Ancak kimi bitkisel yağların sağlığa olumsuz etkilerinin ortaya çıkmasıyla birlikte hayvansal yağların tüketiminde artış söz konusu. Örneğin palmiye yağının zararları nedeniyle Avrupa ülkelerindeki tüketiminin yüzde 0,4 oranında azalması beklenirken, kişi başı tereyağı tüketiminin ise 2028’e kadar yıllık 200 gram artacağı öngörülüyor. Bu artışın Kanada’da ise yıllık 700 gramı bulacağı tahmin ediliyor.

TARIMSAL ÜRETİM YÜZDE 15 ARTACAK

FAO’nun tahminlerine göre, önümüzdeki 10 yılda yıllık ortalama tarım üretiminin yüzde 15 artması gündeme gelecek. Örgüt, teknolojik yenilikler sayesinde ekim yapılan alanlardan daha fazla ürün alınabilmesi sayesinde mevcut tarım alanlarının insanlık için yeterli geleceği tahminine yer veriyor.

Ancak bu, kontrolsüz bir biçimde ormanlık alanların hedef alınmasının önüne geçilmesine engel değil. Zira başta Güney Amerika’daki Amazon ormanları olmak üzere dünyadaki ormanlık alanlar tarımsal faaliyetler veya ağaç ürünlerine olan talebin artması nedeniyle yok ediliyor.
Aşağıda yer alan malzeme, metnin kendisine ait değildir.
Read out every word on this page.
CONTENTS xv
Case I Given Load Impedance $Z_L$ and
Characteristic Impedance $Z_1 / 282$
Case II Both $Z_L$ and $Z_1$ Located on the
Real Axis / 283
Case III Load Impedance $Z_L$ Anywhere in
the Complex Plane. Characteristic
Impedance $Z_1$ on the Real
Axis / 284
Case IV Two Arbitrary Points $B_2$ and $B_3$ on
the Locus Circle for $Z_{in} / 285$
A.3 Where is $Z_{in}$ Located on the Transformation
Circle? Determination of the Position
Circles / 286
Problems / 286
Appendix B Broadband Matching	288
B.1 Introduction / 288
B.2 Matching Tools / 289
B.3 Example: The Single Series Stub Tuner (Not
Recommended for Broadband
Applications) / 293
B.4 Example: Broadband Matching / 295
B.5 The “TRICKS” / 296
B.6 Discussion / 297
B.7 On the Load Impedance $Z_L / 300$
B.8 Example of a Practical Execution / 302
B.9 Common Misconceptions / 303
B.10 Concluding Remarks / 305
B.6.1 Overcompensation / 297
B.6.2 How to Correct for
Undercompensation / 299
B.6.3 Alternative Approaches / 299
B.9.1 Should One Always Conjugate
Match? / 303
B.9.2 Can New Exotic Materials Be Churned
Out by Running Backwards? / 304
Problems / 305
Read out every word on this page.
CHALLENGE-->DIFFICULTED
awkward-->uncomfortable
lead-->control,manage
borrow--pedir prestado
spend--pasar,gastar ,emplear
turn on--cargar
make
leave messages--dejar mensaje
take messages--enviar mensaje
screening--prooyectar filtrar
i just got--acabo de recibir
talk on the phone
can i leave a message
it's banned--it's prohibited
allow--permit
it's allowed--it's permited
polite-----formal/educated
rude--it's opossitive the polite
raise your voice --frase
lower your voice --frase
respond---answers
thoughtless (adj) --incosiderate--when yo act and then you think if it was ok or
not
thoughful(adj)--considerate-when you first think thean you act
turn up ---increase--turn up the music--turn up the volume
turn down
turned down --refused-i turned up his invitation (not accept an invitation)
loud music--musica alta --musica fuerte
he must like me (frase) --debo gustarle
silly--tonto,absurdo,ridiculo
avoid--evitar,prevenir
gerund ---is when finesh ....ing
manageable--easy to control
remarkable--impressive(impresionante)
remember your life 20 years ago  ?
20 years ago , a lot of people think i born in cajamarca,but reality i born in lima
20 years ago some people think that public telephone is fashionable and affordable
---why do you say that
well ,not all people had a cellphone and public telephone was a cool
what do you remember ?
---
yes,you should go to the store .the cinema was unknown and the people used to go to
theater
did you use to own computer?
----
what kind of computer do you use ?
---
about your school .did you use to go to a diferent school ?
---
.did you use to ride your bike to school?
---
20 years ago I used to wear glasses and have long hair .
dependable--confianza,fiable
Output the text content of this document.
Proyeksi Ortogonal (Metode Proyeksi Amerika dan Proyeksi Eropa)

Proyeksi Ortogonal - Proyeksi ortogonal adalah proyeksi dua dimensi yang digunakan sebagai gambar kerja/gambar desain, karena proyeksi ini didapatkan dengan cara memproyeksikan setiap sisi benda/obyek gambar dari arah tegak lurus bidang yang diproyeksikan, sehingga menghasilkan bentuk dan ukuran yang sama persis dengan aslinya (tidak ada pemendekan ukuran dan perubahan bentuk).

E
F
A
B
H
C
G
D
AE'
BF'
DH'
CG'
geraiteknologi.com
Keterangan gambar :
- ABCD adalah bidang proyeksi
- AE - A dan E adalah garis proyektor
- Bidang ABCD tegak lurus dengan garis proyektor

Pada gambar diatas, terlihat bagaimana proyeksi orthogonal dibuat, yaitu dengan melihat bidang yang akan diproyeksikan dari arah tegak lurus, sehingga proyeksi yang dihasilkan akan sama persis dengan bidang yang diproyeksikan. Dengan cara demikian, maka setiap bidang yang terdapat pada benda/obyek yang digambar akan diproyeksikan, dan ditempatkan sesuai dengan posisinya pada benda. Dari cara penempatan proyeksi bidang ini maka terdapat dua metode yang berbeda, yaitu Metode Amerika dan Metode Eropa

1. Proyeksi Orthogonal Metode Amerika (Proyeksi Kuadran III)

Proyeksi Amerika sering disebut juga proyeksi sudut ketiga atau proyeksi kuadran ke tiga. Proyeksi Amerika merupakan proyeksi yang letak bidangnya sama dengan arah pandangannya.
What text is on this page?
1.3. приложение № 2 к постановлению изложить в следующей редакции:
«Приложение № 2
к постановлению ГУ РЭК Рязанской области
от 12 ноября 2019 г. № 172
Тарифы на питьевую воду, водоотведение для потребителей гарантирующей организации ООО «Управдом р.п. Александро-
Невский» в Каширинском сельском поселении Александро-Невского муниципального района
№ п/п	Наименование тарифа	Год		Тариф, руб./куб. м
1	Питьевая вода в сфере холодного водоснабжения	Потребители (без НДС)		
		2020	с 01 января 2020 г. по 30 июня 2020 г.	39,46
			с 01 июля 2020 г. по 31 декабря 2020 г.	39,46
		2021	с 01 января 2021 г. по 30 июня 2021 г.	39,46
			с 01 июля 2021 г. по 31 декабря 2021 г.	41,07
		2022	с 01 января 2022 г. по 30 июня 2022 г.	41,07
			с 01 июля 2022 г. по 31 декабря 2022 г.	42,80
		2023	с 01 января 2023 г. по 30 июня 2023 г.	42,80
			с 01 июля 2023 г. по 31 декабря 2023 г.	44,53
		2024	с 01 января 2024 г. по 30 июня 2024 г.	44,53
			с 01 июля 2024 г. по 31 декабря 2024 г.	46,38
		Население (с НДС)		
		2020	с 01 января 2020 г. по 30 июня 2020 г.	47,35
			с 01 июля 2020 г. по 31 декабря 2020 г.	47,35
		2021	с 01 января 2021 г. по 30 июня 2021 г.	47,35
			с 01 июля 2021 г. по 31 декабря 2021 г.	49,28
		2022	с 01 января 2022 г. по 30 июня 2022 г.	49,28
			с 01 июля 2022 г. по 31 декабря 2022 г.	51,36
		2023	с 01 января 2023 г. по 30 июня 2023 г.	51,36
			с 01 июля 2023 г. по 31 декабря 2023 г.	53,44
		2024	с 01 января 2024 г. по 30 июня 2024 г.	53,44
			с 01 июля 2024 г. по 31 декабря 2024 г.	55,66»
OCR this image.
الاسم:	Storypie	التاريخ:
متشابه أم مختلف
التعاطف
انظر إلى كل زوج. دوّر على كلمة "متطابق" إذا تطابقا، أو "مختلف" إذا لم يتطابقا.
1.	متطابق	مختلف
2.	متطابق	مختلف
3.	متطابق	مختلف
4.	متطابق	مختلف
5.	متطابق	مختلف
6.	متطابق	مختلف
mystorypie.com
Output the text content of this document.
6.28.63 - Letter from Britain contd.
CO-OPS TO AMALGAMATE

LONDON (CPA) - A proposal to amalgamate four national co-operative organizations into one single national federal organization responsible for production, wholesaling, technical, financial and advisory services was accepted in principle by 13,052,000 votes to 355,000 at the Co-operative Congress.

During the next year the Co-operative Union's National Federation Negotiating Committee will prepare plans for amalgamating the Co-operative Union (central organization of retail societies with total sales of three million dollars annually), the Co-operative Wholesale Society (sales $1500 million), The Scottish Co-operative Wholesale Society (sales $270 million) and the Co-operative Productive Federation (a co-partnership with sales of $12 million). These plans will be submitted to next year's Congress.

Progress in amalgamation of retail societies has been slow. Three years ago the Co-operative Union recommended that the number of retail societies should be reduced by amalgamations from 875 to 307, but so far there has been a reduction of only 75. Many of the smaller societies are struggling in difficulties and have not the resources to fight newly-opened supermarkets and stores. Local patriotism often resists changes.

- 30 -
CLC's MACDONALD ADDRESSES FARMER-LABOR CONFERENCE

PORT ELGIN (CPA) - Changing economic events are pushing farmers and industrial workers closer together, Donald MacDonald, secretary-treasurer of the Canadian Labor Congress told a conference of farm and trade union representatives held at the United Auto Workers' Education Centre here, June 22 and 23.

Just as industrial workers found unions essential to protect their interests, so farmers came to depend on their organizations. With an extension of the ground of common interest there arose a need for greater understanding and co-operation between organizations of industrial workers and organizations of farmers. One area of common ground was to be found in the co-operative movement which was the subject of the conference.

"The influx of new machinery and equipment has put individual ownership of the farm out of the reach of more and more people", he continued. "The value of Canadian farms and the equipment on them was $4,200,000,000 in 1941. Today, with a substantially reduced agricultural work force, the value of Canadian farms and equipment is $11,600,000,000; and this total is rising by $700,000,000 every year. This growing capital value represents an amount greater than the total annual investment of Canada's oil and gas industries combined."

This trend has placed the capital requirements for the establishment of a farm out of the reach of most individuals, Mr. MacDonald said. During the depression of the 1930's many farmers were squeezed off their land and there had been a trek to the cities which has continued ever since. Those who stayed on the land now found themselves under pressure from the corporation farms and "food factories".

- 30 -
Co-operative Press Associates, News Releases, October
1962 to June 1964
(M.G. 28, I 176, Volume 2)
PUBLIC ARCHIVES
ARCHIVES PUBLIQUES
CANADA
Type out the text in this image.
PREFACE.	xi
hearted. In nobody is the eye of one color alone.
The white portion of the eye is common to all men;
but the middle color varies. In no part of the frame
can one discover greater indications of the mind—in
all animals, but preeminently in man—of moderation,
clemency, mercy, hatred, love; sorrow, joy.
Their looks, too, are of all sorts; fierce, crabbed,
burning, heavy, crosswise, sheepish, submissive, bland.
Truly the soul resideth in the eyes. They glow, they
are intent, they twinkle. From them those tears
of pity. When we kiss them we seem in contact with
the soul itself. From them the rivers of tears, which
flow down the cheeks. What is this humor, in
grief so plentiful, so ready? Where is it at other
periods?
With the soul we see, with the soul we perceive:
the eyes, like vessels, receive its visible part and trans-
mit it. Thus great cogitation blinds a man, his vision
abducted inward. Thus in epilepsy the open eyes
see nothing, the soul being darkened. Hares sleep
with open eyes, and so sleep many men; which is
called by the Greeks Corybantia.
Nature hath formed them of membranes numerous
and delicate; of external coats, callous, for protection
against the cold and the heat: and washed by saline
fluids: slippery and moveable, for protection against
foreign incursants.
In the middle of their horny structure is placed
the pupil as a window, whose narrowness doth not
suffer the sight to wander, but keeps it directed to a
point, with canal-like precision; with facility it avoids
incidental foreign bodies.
ÜRETİMİN ARTMASI ÇEVREYİ VE ATMOSFERİ ETKİLEYECEK

Dünya nüfusunun artmasıyla birlikte önümüzdeki 10 yıl için tarım sektöründeki öngörüler çok da olumsuz olmasa bile, özellikle artışın hızlanacağı 2050 ile 2100 yılları arasında tehlike büyüyecek. Ormanların alanların azalması, tarımsal faaliyetler nedeniyle karbondioksit (CO2) başta olmak üzere sera etkili gazların salınımının artacak olması gibi olumsuz gelişmelerle karşılaşılacak.